After four decades, General Keys calls it a career

  • Published
  • By Tech. Sgt. Cindy Dofner
  • Air Combat Command Public Affairs
After four decades in uniform, the Air Force's current longest serving commissioned officer retires Oct. 1.
Gen. Ronald E. Keys, commander of Air Combat Command, is saying goodbye to the service he joined June 4, 1967. Suggesting there have been a lot of changes in his 40 years would be an understatement. Still, the general narrowed down the most significant change he's seen to training.
He said he was "dreadfully and poorly" prepared to go to war in 1969. After initial pilot training, then-Lieutenant Keys went on to learn to fly the F-4 Phantom II at Davis-Monthan AFB, Ariz. While there, an F-4 crashed at George AFB in California doing air-to-air maneuvering, causing the school to cancel air-to-air training for his class. Without that experience, General Keys said he was lucky to have survived the Vietnam War.
"I went off to war without the appreciation of how to really fly the F-4," he said. "I was just fortunate enough that I got through 211 missions without killing myself, frankly."
He said he learned to fly the F-4 mainly through osmosis.
"I flew a lot - on the wing of old, experienced guys," he said. "I watched, learned and absorbed."
Now all Airmen - not just pilots - are much better prepared, because of the Air Force's high level of training, he said.
One thing that hasn't changed is the level of commitment General Keys sees from the force - Airmen of discipline, courage and commitment. As commander of the largest major command, responsible for organizing, training, equipping and maintaining combat ready forces, he said he witnesses this resolve daily.
"What renews my soul is the enthusiasm that I see out there, the inventiveness and the commitment to get things done," he said.
Today's Airmen show this tenacity, he said, despite the current challenges facing the service, including a reduction in the force.
General Keys knows all about force shaping. He was faced with leaving the service when he met two "SERB" boards while he was a wing commander. So, after a career spanning five decades, he had this advice for today's Airmen: "Focus on your job. That's what's going to be looked at in this time of reduction - who can do their job and who can't, who causes trouble and who doesn't. Also, take an honest assessment of how well you're doing. If you do those things, it will carry most people through this time of reduction.
Force shaping is just one issue General Keys faced as the leader of the Air Force's largest major command. When he began the job in May 2005, he laid out five focus areas for his tenure at ACC - people, expeditionary operations, recapitalization, organization and transformation.
Some, he said, have been more successful than others.

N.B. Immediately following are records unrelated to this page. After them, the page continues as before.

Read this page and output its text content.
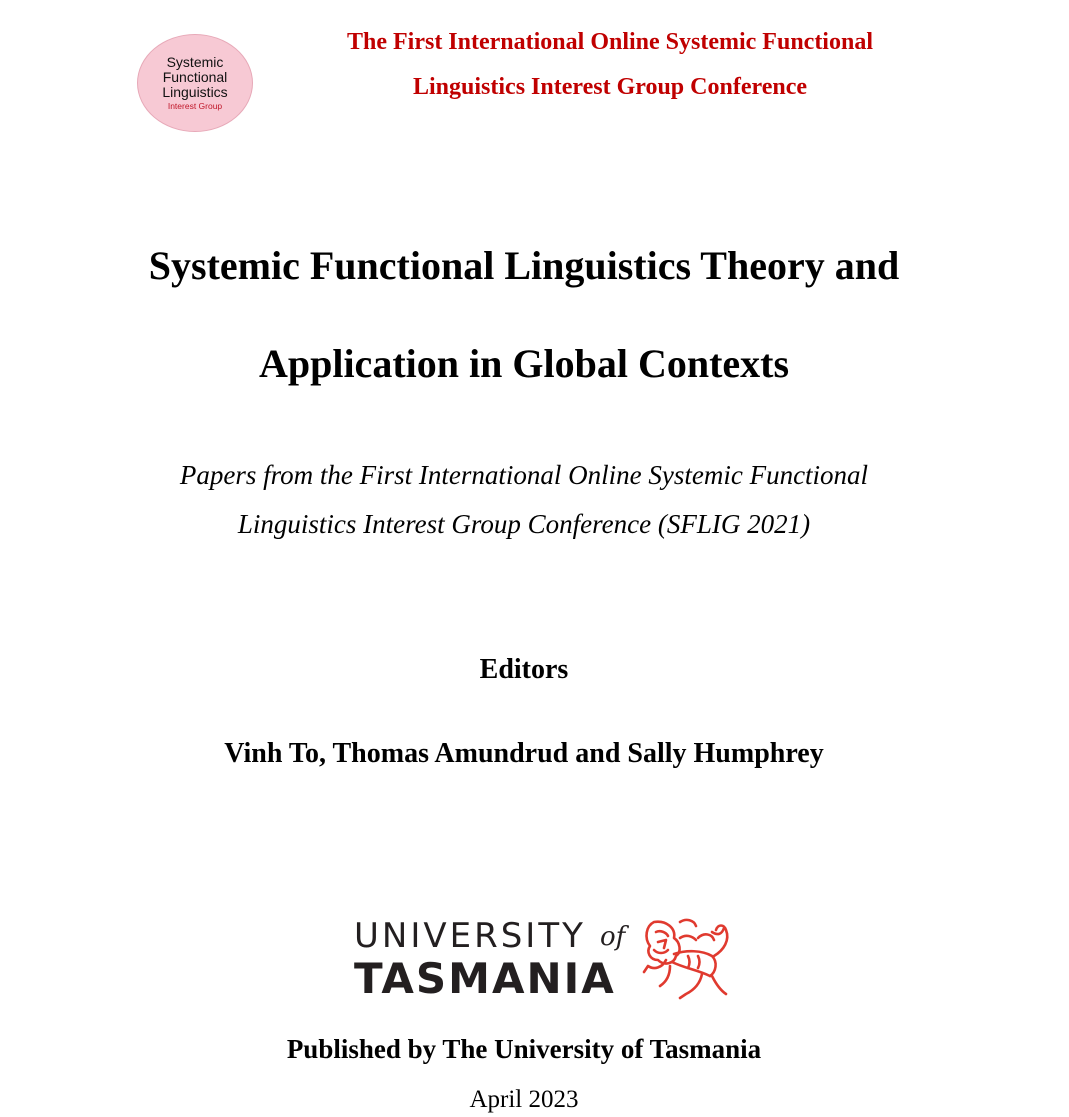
Systemic
Functional
Linguistics
Interest Group
The First International Online Systemic Functional
Linguistics Interest Group Conference
Systemic Functional Linguistics Theory and
Application in Global Contexts
Papers from the First International Online Systemic Functional
Linguistics Interest Group Conference (SFLIG 2021)
Editors
Vinh To, Thomas Amundrud and Sally Humphrey
UNIVERSITY of
TASMANIA
Published by The University of Tasmania
April 2023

He's most proud of the progress in the expeditionary realm.
"I think that's probably the area in which we've done the best, making sure we're an expeditionary force," he said. "We have to focus on the fact that we can on a moment's notice pick-up, pack-up, deploy, plug-in, and operate at the ends of the Earth for as long as required. We're not a garrison Air Force. The taxpayers didn't hire us to relax and have a good time at Langley AFB. They pay our wages so that we go and win America's wars when we're called upon to do so... Whether those "wars" are saving lives, protecting people, or actual combat."
More difficult to pin down has been recapitalization. In the times of a tight budget, finding money to buy what the force needs is a challenge.

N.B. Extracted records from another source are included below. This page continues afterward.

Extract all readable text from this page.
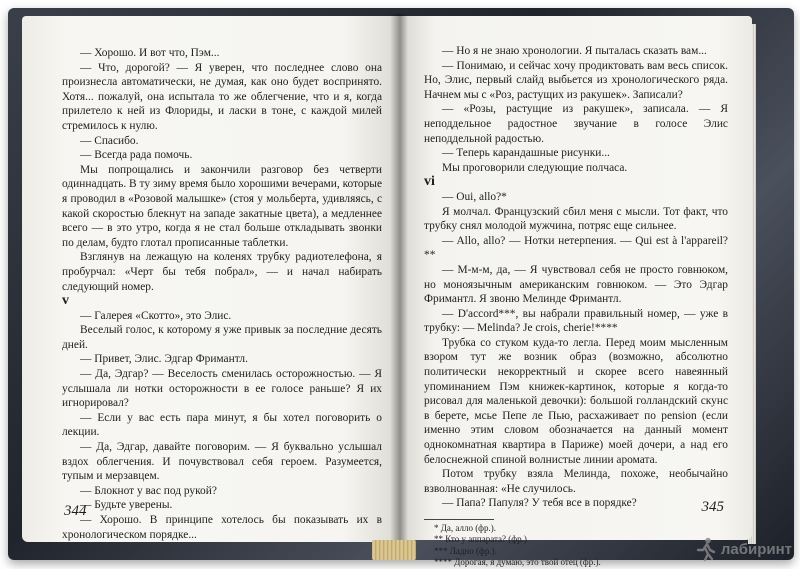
— Хорошо. И вот что, Пэм...

— Что, дорогой? — Я уверен, что последнее слово она произнесла автоматически, не думая, как оно будет воспринято. Хотя... пожалуй, она испытала то же облегчение, что и я, когда прилетело к ней из Флориды, и ласки в тоне, с каждой милей стремилось к нулю.

— Спасибо.

— Всегда рада помочь.

Мы попрощались и закончили разговор без четверти одиннадцать. В ту зиму время было хорошими вечерами, которые я проводил в «Розовой малышке» (стоя у мольберта, удивляясь, с какой скоростью блекнут на западе закатные цвета), а медленнее всего — в это утро, когда я не стал больше откладывать звонки по делам, будто глотал прописанные таблетки.

Взглянув на лежащую на коленях трубку радиотелефона, я пробурчал: «Черт бы тебя побрал», — и начал набирать следующий номер.

v

— Галерея «Скотто», это Элис.

Веселый голос, к которому я уже привык за последние десять дней.

— Привет, Элис. Эдгар Фримантл.

— Да, Эдгар? — Веселость сменилась осторожностью. — Я услышала ли нотки осторожности в ее голосе раньше? Я их игнорировал?

— Если у вас есть пара минут, я бы хотел поговорить о лекции.

— Да, Эдгар, давайте поговорим. — Я буквально услышал вздох облегчения. И почувствовал себя героем. Разумеется, тупым и мерзавцем.

— Блокнот у вас под рукой?

— Будьте уверены.

— Хорошо. В принципе хотелось бы показывать их в хронологическом порядке...

344

— Но я не знаю хронологии. Я пыталась сказать вам...

— Понимаю, и сейчас хочу продиктовать вам весь список. Но, Элис, первый слайд выбьется из хронологического ряда. Начнем мы с «Роз, растущих из ракушек». Записали?

— «Розы, растущие из ракушек», записала. — Я неподдельное радостное звучание в голосе Элис неподдельной радостью.

— Теперь карандашные рисунки...

Мы проговорили следующие полчаса.

vi

— Oui, allo?*

Я молчал. Французский сбил меня с мысли. Тот факт, что трубку снял молодой мужчина, потряс еще сильнее.

— Allo, allo? — Нотки нетерпения. — Qui est à l'appareil?**

— М-м-м, да, — Я чувствовал себя не просто говнюком, но моноязычным американским говнюком. — Это Эдгар Фримантл. Я звоню Мелинде Фримантл.

— D'accord***, вы набрали правильный номер, — уже в трубку: — Melinda? Je crois, cherie!****

Трубка со стуком куда-то легла. Перед моим мысленным взором тут же возник образ (возможно, абсолютно политически некорректный и скорее всего навеянный упоминанием Пэм книжек-картинок, которые я когда-то рисовал для маленькой девочки): большой голландский скунс в берете, мсье Пепе ле Пью, расхаживает по pension (если именно этим словом обозначается на данный момент однокомнатная квартира в Париже) моей дочери, а над его белоснежной спиной волнистые линии аромата.

Потом трубку взяла Мелинда, похоже, необычайно взволнованная: «Не случилось.

— Папа? Папуля? У тебя все в порядке?

* Да, алло (фр.).

** Кто у аппарата? (фр.)

*** Ладно (фр.).

**** Дорогая, я думаю, это твой отец (фр.).

345
лабиринт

"We're now flying airplanes at ages we've never flown airplanes before," he said. "We have an absolutely great maintenance force that keeps those planes flying. But, they do so at extended timeframes, they do so on the backs of the workers and we need to buy a new force, quite frankly.

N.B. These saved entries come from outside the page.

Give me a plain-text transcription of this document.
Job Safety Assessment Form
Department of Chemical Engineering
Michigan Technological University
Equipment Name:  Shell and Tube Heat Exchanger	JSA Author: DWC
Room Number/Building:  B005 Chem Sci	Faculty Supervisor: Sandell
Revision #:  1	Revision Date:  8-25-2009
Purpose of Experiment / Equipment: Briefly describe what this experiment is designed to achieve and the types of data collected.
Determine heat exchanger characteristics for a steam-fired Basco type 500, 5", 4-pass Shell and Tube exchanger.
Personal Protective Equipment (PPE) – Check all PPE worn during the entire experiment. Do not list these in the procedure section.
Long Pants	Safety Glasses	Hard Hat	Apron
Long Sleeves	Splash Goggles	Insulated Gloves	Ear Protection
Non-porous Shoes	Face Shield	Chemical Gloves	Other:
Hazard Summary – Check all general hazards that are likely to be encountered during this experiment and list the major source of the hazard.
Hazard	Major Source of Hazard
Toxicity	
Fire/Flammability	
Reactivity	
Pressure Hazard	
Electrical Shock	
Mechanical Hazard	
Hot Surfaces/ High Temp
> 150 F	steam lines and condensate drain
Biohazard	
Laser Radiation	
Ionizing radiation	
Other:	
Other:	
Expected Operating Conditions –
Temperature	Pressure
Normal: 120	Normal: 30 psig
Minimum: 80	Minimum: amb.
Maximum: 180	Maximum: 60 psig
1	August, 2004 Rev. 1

"Most of us don't own 40-year-old cars, but if we do, we drive it on Sunday when there's not much traffic, when it's not raining and the sun is out, and we drive it slowly. But I'm taking all my '40-yr-old cars' and in effect, I'm taking them to Indianapolis and I'm racing them everyday and that's dangerous because you can't know what's going to break next."
While challenges have been plentiful, General Keys, who spent his career in the cockpits of the A-10, F-4, F-15 and F-16, said his last job as an Airman has been gratifying.
"Everything about it has been rewarding," he said. "You're working with a command that's on the leading edge of combat capability. You're working with a command that at any given time has 8,000 to 10,000 people deployed - many of them in harm's way. So, you're working those issues that are very important, not only to Air Combat Command and to the Air Force, but also to our country.
"I think my most rewarding times are when I go out on base visits and talk to people who are actually getting the job done. In the face of people cuts and in the face of not having enough money, in the face of rapid change, you get to see people who are very adaptive, who are very committed, you get to see those Airmen of discipline and courage and commitment and honor, and that to me is the best part of being COMACC."
After retiring, General Keys and his wife, Valerie, will move to their home in the Washington, D.C. area, where he said he'll definitely have a job.
"Valerie has told me either I'll need a job or I'll be in the front yard for eight hours a day - I'm not going to be reorganizing her kitchen for the next 40 years."
The general said he's excited about the opportunities he'll face in the "civilian" workforce.
"I don't plan on sitting on my front porch in a rocking chair and watching the world go by... There are lots of interesting and difficult problems that need to be solved over the next 40 years."